At the time of the killings, Bishop was living a mile and a half away with his partner, young son and terrier cross-breed Misty.
He was also in a sexual relationship with a 16-year-old girl called Marion Stevenson, which was a reason why neither of the girls’ parents wanted them to be around the couple.
On the afternoon of their disappearance, the girls were seen playing in a tree in the park and outside a fish and chip shop and must have still been alive at 6.30pm, jurors heard.

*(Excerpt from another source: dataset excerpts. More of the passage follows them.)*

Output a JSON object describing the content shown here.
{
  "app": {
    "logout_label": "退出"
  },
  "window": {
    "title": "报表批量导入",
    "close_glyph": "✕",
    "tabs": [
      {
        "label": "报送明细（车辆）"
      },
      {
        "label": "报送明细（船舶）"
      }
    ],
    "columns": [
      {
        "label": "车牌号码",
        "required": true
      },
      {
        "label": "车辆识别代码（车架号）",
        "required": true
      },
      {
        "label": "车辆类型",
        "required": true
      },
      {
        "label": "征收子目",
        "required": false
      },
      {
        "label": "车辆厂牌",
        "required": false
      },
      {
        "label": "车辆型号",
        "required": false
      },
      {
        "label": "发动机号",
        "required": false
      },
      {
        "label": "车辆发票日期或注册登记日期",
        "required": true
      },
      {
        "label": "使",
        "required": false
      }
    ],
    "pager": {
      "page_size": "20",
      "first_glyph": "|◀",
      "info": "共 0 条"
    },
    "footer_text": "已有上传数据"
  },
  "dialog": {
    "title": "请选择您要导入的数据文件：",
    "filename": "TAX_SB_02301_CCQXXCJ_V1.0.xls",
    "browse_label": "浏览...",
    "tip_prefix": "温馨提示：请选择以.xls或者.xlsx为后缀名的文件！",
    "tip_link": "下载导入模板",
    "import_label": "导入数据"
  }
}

Around this time, Bishop was seen heading home, but the prosecution claim he must have turned back to Wild Park.
The next day, as news of the girls’ disappearance spread, Bishop joined in the search with his dog.
Bishop was allegedly heard to say he would “hate to find the girls, especially if they had been messed up”.
At about 4pm, a blue Pinto sweatshirt with red stains on the chest and right sleeve, which allegedly holds vital DNA links, was handed in to police.
Pc Paul Smith, known as Smudge, came across Bishop, who told him he was not searching any more because “if I found the girls and if they were done in I’d get the blame, I’d get nicked”.
As they were talking, a searcher ran down the path saying: “We’ve found them.”
Bishop ran ahead and joined another man who had spotted the bodies some 15 feet away.
The defendant made to move towards the girls but was told to get back, the court heard.
Pc Smith asked how they were and Bishop said: “They’re f****** dead.”
The officer then crawled forward to check the girls’ pulses.
Bishop, now aged 52, has denied two charges of murder.
The trial was adjourned until Wednesday.